Rapid Surface Oxidation as a Source of Surface Degradation Factor for Bi2Se3

TL;DR

This paper investigates how rapid surface oxidation of Bi2Se3 nanoribbons causes surface degradation, affecting topological surface states, and highlights the need for surface passivation to preserve these states for transport measurements.

Contribution

It provides experimental evidence linking surface oxidation to degradation of topological surface states in Bi2Se3, emphasizing the importance of surface passivation.

Findings

Native oxide forms rapidly on Bi2Se3 in ambient conditions

Surface oxidation induces n-type doping at the surface

Oxidation likely causes degradation of topological surface states

Abstract

Bi2Se3 is a topological insulator with metallic surface states residing in a large bulk bandgap.

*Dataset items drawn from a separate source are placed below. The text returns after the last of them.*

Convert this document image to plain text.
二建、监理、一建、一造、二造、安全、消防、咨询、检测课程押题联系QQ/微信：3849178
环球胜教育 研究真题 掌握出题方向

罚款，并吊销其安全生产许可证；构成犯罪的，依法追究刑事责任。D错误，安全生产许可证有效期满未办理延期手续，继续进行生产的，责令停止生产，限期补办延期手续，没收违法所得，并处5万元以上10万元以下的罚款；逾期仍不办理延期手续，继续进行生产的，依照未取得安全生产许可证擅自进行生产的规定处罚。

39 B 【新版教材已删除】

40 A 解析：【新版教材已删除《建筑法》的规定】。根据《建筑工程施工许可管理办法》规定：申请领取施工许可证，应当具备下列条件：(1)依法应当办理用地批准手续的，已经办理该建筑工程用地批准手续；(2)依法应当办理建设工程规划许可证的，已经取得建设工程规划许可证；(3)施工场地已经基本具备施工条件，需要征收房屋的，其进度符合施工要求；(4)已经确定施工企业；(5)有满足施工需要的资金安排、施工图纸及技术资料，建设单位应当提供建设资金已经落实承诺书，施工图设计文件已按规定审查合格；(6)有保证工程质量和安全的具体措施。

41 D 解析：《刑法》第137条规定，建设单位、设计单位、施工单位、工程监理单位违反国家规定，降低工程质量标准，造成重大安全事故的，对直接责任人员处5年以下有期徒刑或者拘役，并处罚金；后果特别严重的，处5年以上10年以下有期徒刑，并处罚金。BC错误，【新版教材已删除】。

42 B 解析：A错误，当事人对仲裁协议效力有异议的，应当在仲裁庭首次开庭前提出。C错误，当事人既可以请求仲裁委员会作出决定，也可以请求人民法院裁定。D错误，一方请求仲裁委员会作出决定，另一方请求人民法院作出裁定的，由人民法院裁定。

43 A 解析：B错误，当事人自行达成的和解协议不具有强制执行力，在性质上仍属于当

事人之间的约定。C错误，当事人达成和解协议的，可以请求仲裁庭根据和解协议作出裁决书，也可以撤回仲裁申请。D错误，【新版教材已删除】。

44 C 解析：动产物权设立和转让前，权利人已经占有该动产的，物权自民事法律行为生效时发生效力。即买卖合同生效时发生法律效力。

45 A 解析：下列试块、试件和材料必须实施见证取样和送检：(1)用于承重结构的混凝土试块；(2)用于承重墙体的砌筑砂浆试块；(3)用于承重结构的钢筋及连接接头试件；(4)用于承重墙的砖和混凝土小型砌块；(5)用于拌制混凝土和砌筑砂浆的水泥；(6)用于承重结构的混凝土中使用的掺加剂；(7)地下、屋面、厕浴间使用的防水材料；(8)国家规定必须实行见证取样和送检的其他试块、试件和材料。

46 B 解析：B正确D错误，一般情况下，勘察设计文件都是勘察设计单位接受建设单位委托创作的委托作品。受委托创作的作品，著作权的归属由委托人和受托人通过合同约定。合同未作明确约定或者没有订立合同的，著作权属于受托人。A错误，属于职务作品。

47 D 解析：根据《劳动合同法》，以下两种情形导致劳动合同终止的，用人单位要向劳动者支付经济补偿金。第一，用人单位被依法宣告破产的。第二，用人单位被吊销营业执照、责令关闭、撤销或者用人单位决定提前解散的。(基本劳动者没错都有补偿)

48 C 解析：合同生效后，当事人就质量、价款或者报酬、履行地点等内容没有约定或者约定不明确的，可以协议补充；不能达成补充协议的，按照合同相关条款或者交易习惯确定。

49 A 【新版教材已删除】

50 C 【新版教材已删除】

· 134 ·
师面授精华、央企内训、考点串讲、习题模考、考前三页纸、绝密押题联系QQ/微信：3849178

It is believed that Bi2Se3 gets additional n-type doping after exposure to atmosphere, thereby reducing the relative contribution of surface states in total conductivity. In this letter, transport measurements on Bi2Se3 nanoribbons provide additional evidence of such environmental doping process. Systematic surface composition analyses by X-ray photoelectron spectroscopy reveal fast formation and continuous growth of native oxide on Bi2Se3 under ambient conditions. In addition to n-type doping at the surface, such surface oxidation is likely the material origin of the degradation of topological surface states. Appropriate surface passivation or encapsulation may be required to probe topological surface states of Bi2Se3 by transport measurements.